Roland Barthes gets to the root of this concern, writing in The Rustle of Language that stuttering is like “the knocks by which a motor lets it be known that it is not working properly . . . the auditory sign of failure which appears in the functioning of the object. Stammering (of the motor or of the subject) is, in short, a fear: I am afraid the motor is going to stop.” Many of my listeners are simply afraid for me, which I appreciate. At the core of disfluency is something extremely difficult for many people to grasp. Most able-bodied people can’t imagine knowing what you want to say yet being physically unable to say it. But disfluent vloggers are introducing new possibilities to the able-bodied imagination: that stuttering is not a defect or a failure. It’s just a way that some people—otherwise “normal” people—talk.
Ahnjamine and Cohen’s faces contort, voices lurch, eyes shut, mouths grimace, but their buoyant attitudes assure us that the object—the body—is functioning just fine. Their apparent comfort osmoses through their videos. This is, in part, a survival tactic: Making listeners comfortable is the central obligation of people who stutter. As a result, I spend considerable time thinking about how nonstutterers must watch these videos. What must they think? Feel? Why are they tuning in in the first place? I worry that they’re more spectators at a freak show than active listeners in a conversation. I’m so occupied by their impressions that I don’t consider my own.
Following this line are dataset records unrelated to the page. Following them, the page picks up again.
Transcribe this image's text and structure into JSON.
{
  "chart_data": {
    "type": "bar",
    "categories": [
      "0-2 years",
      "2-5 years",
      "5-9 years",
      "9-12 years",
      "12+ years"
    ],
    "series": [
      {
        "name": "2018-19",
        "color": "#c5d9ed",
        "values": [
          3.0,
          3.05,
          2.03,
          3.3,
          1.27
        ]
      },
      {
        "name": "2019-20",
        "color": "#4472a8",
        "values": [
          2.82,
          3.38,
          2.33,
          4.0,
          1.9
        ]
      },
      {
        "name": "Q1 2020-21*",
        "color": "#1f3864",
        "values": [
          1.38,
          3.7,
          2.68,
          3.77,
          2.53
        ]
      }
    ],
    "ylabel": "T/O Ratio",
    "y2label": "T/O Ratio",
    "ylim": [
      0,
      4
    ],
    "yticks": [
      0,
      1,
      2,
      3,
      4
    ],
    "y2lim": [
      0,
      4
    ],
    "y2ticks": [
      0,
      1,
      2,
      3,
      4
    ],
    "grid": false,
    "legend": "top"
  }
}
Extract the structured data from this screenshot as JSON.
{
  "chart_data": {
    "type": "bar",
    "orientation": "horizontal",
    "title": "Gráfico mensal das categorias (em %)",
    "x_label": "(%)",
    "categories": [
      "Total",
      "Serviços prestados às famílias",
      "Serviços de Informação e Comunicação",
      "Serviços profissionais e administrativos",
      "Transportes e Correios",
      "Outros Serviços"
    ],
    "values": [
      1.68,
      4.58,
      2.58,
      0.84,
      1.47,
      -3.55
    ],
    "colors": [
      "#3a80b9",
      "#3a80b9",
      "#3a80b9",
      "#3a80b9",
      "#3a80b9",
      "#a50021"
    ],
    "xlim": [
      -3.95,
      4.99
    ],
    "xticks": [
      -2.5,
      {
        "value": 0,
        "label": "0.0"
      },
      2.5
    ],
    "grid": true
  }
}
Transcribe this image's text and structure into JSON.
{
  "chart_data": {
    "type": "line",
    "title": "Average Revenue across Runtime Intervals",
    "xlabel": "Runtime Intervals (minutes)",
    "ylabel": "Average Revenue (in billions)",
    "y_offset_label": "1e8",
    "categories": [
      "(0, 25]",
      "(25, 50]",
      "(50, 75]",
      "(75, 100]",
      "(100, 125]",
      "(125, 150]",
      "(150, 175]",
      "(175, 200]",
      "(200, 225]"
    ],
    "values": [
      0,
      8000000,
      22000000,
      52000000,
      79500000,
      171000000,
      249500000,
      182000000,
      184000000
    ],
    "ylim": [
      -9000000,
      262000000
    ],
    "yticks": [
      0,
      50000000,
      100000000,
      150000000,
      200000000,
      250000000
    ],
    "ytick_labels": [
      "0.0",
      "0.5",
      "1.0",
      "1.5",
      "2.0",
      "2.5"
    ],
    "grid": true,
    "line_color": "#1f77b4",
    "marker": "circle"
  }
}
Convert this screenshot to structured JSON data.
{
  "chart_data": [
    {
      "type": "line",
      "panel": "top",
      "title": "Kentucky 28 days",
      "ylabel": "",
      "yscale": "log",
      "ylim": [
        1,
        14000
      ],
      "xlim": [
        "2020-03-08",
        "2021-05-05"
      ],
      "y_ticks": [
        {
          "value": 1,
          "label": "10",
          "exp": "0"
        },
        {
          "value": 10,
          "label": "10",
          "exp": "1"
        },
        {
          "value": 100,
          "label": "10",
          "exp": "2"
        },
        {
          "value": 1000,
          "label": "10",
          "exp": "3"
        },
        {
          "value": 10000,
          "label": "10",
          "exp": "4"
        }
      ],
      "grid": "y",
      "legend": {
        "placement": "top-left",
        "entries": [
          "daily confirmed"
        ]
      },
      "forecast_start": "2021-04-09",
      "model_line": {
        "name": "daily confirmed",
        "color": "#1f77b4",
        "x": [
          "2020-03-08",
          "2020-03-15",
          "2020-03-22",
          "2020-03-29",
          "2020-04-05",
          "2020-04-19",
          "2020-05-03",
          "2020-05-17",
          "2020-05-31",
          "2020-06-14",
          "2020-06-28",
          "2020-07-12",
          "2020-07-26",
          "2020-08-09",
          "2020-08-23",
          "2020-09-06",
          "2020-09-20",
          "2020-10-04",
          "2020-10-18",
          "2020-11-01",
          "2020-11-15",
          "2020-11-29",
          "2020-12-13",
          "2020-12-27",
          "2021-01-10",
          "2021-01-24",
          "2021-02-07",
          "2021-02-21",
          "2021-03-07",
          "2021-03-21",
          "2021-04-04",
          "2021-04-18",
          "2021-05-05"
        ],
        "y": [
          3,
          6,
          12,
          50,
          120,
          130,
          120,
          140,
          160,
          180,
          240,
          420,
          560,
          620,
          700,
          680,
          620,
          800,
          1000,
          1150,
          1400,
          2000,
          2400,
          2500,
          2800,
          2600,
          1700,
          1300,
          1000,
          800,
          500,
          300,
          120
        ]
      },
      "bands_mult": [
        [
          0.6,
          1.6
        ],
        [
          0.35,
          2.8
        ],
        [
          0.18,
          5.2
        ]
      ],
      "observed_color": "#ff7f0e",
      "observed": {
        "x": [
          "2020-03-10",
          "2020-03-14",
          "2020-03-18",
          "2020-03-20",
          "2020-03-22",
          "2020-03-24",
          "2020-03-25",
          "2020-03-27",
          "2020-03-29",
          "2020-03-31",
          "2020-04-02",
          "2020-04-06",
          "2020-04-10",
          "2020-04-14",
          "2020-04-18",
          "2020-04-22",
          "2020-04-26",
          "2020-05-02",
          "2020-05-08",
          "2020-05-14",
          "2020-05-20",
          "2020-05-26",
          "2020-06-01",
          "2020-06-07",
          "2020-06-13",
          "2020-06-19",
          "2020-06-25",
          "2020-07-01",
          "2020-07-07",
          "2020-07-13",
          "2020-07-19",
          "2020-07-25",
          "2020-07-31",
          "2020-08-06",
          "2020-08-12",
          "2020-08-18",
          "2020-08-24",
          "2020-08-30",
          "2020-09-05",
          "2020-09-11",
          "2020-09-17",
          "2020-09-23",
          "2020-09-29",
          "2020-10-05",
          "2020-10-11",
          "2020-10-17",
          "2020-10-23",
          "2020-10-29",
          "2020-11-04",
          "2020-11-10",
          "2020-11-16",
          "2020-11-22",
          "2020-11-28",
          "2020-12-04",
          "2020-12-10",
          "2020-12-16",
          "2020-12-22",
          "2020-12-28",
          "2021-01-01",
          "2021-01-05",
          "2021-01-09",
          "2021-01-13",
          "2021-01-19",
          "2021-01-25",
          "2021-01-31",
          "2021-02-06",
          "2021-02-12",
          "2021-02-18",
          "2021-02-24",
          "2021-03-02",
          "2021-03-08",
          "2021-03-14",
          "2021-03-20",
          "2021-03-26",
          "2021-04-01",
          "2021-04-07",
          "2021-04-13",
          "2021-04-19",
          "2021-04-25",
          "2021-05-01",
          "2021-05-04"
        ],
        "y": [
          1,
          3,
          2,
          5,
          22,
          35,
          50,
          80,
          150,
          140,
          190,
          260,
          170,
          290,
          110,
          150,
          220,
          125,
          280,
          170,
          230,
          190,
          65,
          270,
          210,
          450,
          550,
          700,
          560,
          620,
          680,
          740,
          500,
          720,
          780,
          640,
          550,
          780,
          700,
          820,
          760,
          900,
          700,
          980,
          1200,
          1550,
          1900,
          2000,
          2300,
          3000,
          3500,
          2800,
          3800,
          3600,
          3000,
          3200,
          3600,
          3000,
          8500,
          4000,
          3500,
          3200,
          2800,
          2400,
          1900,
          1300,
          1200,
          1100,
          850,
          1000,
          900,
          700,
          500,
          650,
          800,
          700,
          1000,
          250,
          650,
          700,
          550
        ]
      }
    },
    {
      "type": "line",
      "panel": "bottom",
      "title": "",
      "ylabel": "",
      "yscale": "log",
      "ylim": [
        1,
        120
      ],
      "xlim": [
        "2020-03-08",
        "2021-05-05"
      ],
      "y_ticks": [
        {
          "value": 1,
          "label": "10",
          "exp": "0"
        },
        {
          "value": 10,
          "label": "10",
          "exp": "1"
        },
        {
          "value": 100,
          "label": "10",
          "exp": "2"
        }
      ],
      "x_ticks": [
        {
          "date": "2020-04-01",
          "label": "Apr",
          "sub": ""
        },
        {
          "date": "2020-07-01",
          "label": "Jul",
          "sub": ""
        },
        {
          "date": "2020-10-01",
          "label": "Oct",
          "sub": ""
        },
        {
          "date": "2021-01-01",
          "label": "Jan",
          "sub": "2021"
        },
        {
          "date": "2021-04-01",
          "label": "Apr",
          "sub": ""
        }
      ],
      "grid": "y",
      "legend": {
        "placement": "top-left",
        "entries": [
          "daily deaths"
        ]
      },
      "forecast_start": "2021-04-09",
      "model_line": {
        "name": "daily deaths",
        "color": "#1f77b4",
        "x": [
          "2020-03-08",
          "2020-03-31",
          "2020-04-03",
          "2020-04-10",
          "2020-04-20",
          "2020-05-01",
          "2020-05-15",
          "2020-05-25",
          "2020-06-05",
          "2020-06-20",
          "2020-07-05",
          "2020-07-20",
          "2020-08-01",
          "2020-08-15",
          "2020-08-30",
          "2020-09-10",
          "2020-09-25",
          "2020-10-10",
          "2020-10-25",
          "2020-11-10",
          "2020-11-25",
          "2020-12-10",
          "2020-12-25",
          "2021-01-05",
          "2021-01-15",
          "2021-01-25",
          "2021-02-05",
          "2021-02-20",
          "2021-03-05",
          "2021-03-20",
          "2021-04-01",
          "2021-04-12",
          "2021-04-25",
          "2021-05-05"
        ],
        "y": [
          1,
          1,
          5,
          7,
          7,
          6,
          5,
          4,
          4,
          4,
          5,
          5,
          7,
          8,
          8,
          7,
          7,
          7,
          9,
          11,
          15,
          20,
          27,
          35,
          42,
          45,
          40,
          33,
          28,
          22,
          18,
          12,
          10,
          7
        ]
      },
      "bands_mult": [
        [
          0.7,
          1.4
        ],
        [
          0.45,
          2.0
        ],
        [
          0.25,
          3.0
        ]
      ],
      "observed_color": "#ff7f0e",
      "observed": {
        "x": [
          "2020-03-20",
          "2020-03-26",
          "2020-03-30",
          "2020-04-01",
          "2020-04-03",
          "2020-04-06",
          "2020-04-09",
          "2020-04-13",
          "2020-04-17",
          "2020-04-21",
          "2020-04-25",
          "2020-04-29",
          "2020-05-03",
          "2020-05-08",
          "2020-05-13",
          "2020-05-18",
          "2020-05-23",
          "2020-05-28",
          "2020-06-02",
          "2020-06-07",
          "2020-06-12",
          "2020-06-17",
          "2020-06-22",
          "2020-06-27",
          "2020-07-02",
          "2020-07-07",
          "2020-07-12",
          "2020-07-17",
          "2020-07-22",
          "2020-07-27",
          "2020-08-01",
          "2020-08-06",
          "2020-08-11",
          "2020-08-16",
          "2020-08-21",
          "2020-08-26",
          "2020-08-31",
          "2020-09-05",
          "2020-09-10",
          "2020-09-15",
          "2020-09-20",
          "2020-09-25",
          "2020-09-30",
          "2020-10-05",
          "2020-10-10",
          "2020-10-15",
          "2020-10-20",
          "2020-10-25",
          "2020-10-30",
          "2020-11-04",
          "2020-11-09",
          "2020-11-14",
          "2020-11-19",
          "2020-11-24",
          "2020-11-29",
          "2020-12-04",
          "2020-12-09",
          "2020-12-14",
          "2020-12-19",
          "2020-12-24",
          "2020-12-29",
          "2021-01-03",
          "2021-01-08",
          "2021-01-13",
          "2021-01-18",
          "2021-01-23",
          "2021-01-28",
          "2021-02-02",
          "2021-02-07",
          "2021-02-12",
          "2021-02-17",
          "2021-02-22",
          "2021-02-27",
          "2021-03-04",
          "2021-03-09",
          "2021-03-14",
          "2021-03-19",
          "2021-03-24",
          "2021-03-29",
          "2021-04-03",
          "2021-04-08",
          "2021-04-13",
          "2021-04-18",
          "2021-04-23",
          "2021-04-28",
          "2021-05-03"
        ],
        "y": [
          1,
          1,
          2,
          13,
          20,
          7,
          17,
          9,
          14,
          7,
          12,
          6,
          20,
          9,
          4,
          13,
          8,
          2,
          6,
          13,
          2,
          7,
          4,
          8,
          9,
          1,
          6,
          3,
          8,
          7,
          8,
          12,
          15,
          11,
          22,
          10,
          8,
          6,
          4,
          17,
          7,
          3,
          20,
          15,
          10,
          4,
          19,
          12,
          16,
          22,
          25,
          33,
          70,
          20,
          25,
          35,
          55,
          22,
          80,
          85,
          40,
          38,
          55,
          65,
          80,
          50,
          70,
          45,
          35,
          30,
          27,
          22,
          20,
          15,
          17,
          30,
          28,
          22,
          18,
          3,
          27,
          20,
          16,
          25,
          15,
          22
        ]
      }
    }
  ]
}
I don’t watch these vlogs for fun. They’re more nourishment than diversion. More vegetables than ice cream. I love hearing people stutter during chapter meetings, exchanging ideas and sparking off each other. But seeing people stutter on camera can be tough—I still can’t watch or listen to recordings of myself stuttering. So I cue up stuttering vlogs when I need perspective. They ground me, authorizing me to keep talking like I do. Look at these young women who feel entitled to take up space, who have decided their speech is worthy of documentation and propagation. Look—your pain isn’t special, they’re going through exactly what you are, and they’re just fine. Look! Just talk like you talk! That’s what they’re doing, and if they can, then you can too!
I don’t like Ahnjamine and Cohen and their vlogging peers because I think they prove our humanity or show we’re worthy of patience and respect. Trying to court able-bodied empathy is as futile as it is demeaning. Rather, I like that they confirm that I do, in fact, exist. That I’m not an aberration or a glitch in the matrix. That there are other young women (and it is notable that these hypervisible stutterers are all women since we make up the vast minority of people who stutter) who live and feel and talk like me.
This is what happens when people who stutter graduate from objects of the able-bodied gaze to the subjects of our own experience. When we turn the camera around and capture ourselves in our entirety. When we stop being characters and declare ourselves people.